1.100 pessoas respiram a contaminação das siderúrgicas - RV

09/03/2017 06:00

Cidade do Vaticano (RV) - Existe uma comunidade na cidade de Açailândia, no Maranhão, chamada Piquiá de Baixo. Há mais de 25 anos, seus os moradores são vítimas de doenças respiratórias, nos olhos e na pele, contraem câncer e sofrem diversos tipos de incidentes. Ao lado de suas casas, na década de 80, começaram a se instalar indústrias siderúrgicas. As atividades destas empresas não respeitam os requisitos de cuidado com a saúde e a segurança.

O caso é apresentado na Europa

No último dia 27 de fevereiro, o caso foi levado às Nações Unidas, em Genebra, por Joselma Alves de Oliveira, moradora de Piquiá, membros da Federação Internacional dos Direitos Humanos (FIDH) e pelo missionário comboniano Pe. Dário Bossi, membro da rede Igrejas e Mineração, grande apoiador da comunidade nesta luta.

A delegação prosseguiu sua viagem na Europa com dois encontros importantes: em Milão, discutiram as consequências da produção de ferro-gusa sobre a saúde com o Instituto dos Tumores, que possivelmente vai incluir o estudo sobre a saúde dos moradores do bairro em uma publicação. Joselma e Pe. Dario também estiveram com o Card. Peter Turkson, Presidente do Dicastério para o Desenvolvimento Humano Integral do Vaticano, falando sobre a necessidade de apoio a todas as comunidades que sofrem os violentos impactos da mineração na América Latina.

Naquela ocasião, a RV conversou com eles. Ouça aqui:

“Desde 1960 já tinham as primeiras famílias...mas sempre em primeiro lugar vem o financeiro, geralmente os governos se preocupam mais com lucros do que com vidas, as pessoas. A comunidade então entrou em consenso, para nós aquilo se tornou inviável. E aí aquela estória: ‘os incomodados que se mudem’. Hoje em dia não temos mais qualidade de vida e mesmo com estes empreendimentos dentro do nosso bairro, a comunidade é extremamente pobre e desassistida, sem saneamento básico... Vimos a necessidade de lutar, de se organizar para poder sair desta localidade”.

“É um processo lento e difícil, já temos mais de 8 anos lutando só pelo processo do reassentamento.

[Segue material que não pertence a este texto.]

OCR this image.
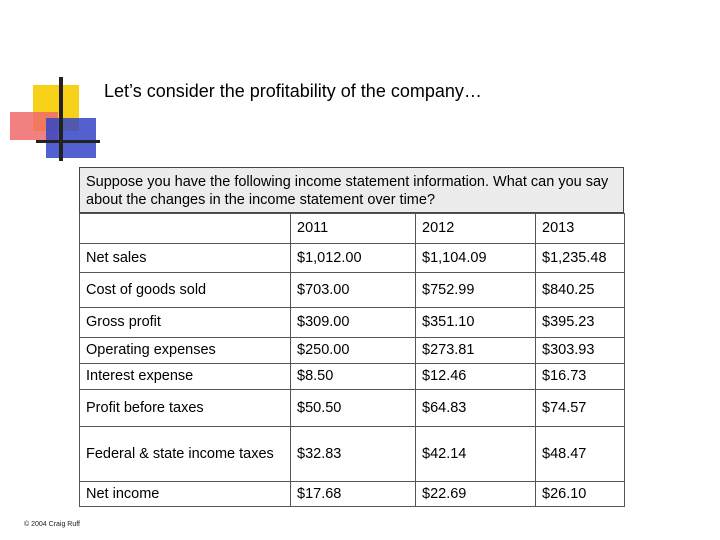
Let’s consider the profitability of the company…
Suppose you have the following income statement information. What can you say about the changes in the income statement over time?
	2011	2012	2013
Net sales	$1,012.00	$1,104.09	$1,235.48
Cost of goods sold	$703.00	$752.99	$840.25
Gross profit	$309.00	$351.10	$395.23
Operating expenses	$250.00	$273.81	$303.93
Interest expense	$8.50	$12.46	$16.73
Profit before taxes	$50.50	$64.83	$74.57
Federal & state income taxes	$32.83	$42.14	$48.47
Net income	$17.68	$22.69	$26.10
© 2004 Craig Ruff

É muito tempo para esta comunidade que está sendo agredida diariamente com os impactos ambientais que ocorrem todos os dias: níveis de poluição super elevados, emissão de gases, particulados... É um processo difícil, que requer a mobilização para conseguirmos este objetivo”.

“O que fica para a comunidade são os trabalhos pesados, os braçais, os mais severos, os mais difíceis. Quando chegam às comunidades, vêm com uma história de que vão melhorar a qualidade de vida, o trabalho, que vai ter uma porcentagem de trabalho para a comunidade, mas na verdade isto não acontece. Iludem também os jovens dizendo que vão capacitar, mas na verdade isso não acontece. O que fica para a comunidade de Piquiá de Baixo são os impactos ambientais, as doenças.. é muito desgastante para a comunidade viver desta forma... então, a nossa opção é lutar”.

“A gente nunca conseguiu nada assim porque alguém falou: pega, isso aqui vai ajudar vocês. Tudo foi com mobilização e luta. Nada fácil. Eu gosto de falar assim. ‘No dia em que eu chegar lá na casa, no novo bairro, para mim vai ter um significado diferente, porque eu sei o tamanho da luta que foi para conseguir o tamanho da rua, o tamanho da casa, a infraestrutura, tudo... tem um sabor diferente. Na minha sala, quando eu sentar e olhar, vou pensar: este teto me custou caro, tive que correr muito’”.